Ingrid sospirò. — Probabilmente, per puro e semplice romanticismo. Fin da quando ero bambina pensavo di dover andare sulle stelle, nello stesso modo in cui un principe in un racconto di fate deve andare alla terra degli Elfi. Alla fine, dopo aver molto insistito con i miei genitori, li ho convinti a lasciarmi iscrivere all’Accademia.

Il sorriso dell’uomo aveva un calore maggiore del normale. — E lei ha raggiunto un punteggio eccezionale nel servizio interplanetario. Non hanno esitato un attimo a nominarla primo ufficiale nel suo primo viaggio fuori del sistema solare.

Lindgren agitò le mani che teneva in grembo. — No, per favore. Non è che non sappia fare bene il mio lavoro, ma per una donna è facile raggiungere in breve tempo posti di primo piano nelle imprese spaziali. Le donne sono molto richieste. E il mio lavoro sulla Leonora Christine sarà essenzialmente esecutivo. Dovrò occuparmi più di… be’, relazioni umane… che di astronautica.

L’uomo rivolse nuovamente lo sguardo davanti a sé. L’imbarcazione stava girando intorno alla lingua di terra, diretta verso Saltsjön. Il traffico marittimo si stava facendo più intenso. I motori idrici rombavano nel superarli. Un sottomarino mercantile avanzava maestosamente, diretto verso il Baltico. Sulla loro testa i tassi aerei svolazzavano come tante lucciole. Il centro di Stoccolma era simile a un fuoco inestinguibile dai mille colori e migliaia di rumori si fondevano in un unico rombo che in un certo senso risultava armonioso.

— Questo mi riporta alla mia domanda iniziale. — Reymont ridacchiò. — La mia controdomanda, per meglio dire, perché è stata lei a cominciare a discutere quest’argomento. Non creda che non mi sia piaciuto stare in sua compagnia. Mi è piaciuto, e molto, e se lei accetterà di cenare con me considererò questo giorno come uno dei migliori che abbia mai passato in vita mia. Ma la maggior parte del nostro gruppo si è dispersa come palline di mercurio nell’attimo stesso in cui il nostro periodo di addestramento è finito. Ognuno sta deliberatamente evitando i futuri compagni di viaggio. È meglio trascorrere il tempo che ancora rimane con coloro che non sì avrà mai più occasione di rivedere. E, ora, quanto a lei… lei non è una persona sradicata dalla Terra. Ha una vecchia famiglia, gente distinta, ammodo; anche affezionata a lei, ci scommetto; padre e madre entrambi ancora vivi, fratelli, sorelle, cugini, certamente ansiosi di fare tutto ciò che possono per lei nelle poche settimane che ancora ci restano. Perché oggi li ha abbandonati?

La donna non aprì bocca.

— La vostra riservatezza svedese — esclamò Reymont dopo un po’. — Appropriata ai governanti dell’umanità. Non avrei dovuto immischiarmi. Ma almeno mi conceda lo stesso diritto alla privacy, vuole?

Poi, subito dopo: — Vorrebbe cenare con me? Ho scoperto un grazioso ristorantino con tanto di camerieri.

— Sì — rispose la donna. — Grazie, accetto.

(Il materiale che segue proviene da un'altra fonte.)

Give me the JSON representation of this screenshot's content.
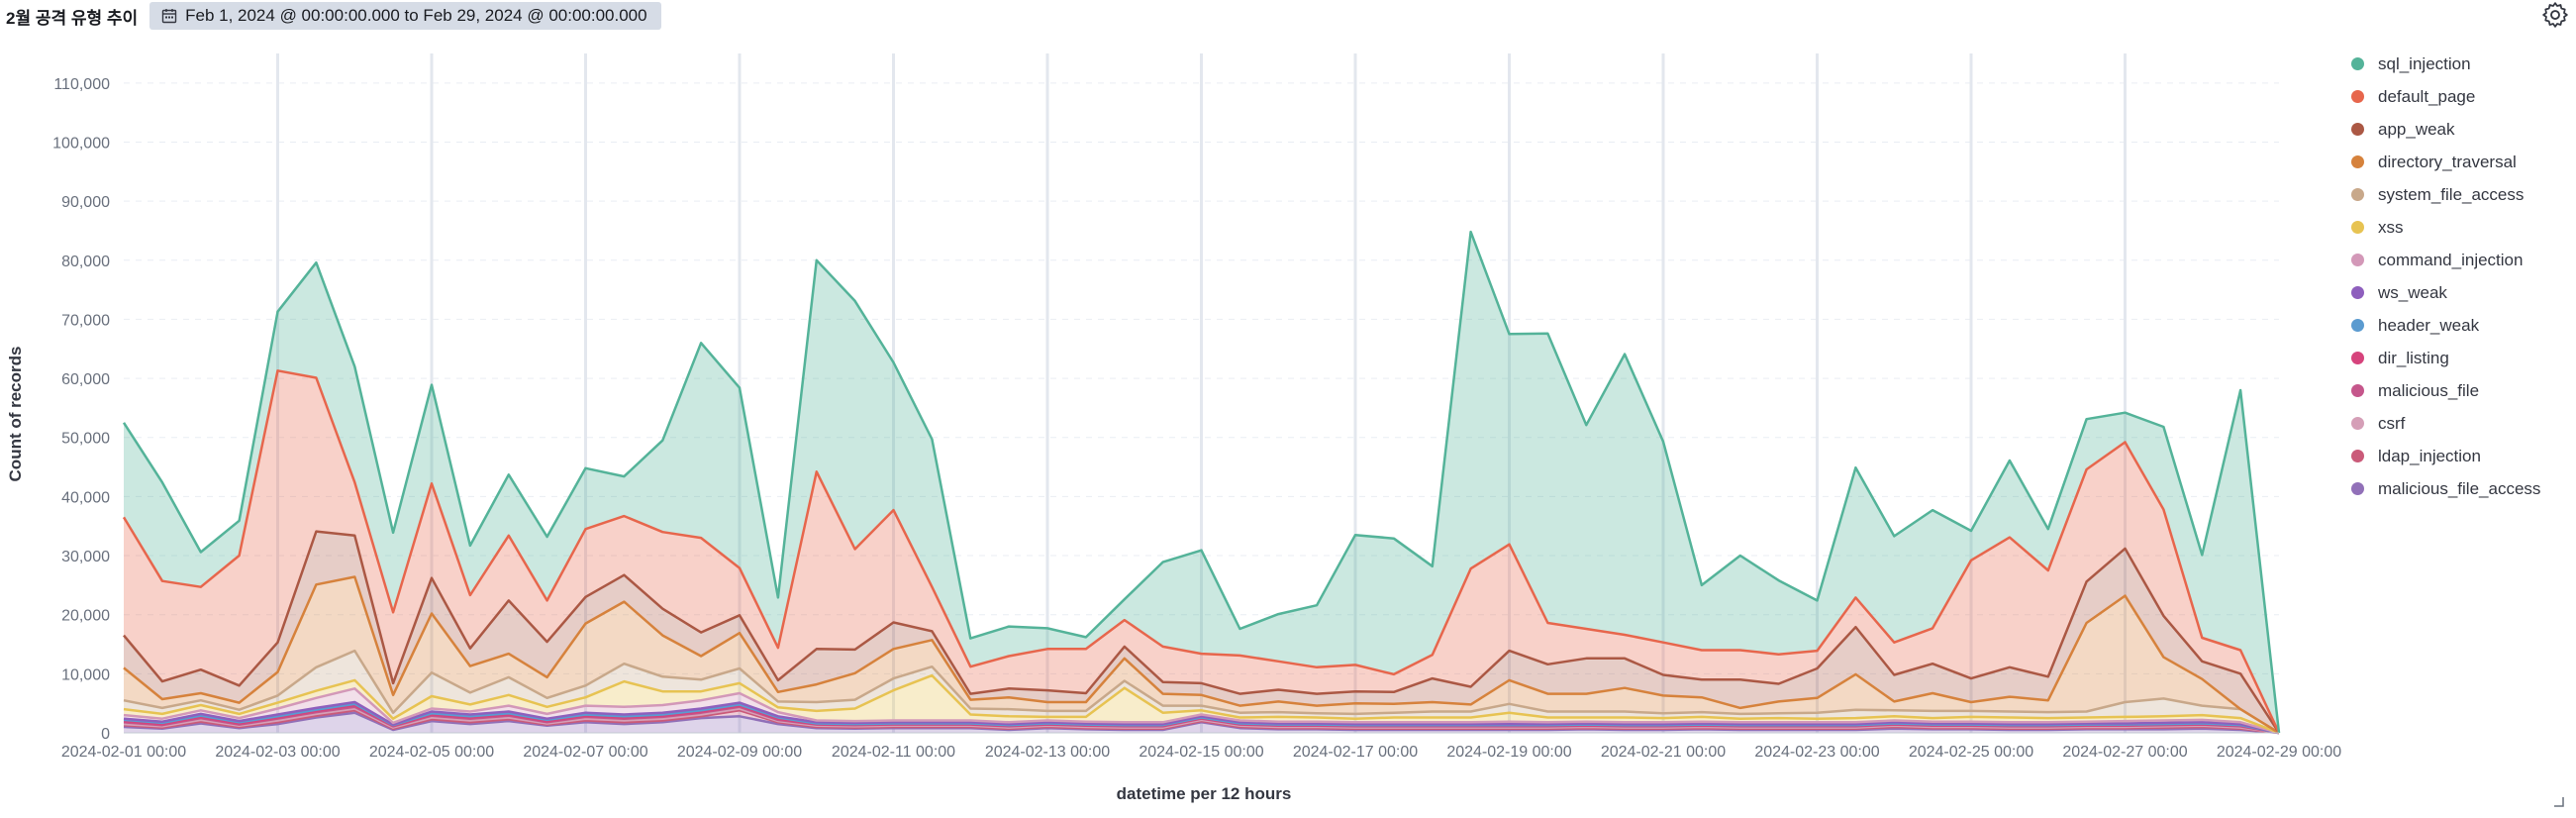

Poi si alzò e rimase in piedi accanto a lui, appoggiandogli una mano sul braccio. I grossi muscoli dell’uomo si contrassero sotto le dita di lei. — Non ci chiami governanti — lo pregò. — Non lo siamo. Questa era l’idea alla base del Patto. Dopo la guerra nucleare… che per poco non si concluse con la morte del mondo… si doveva fare qualcosa.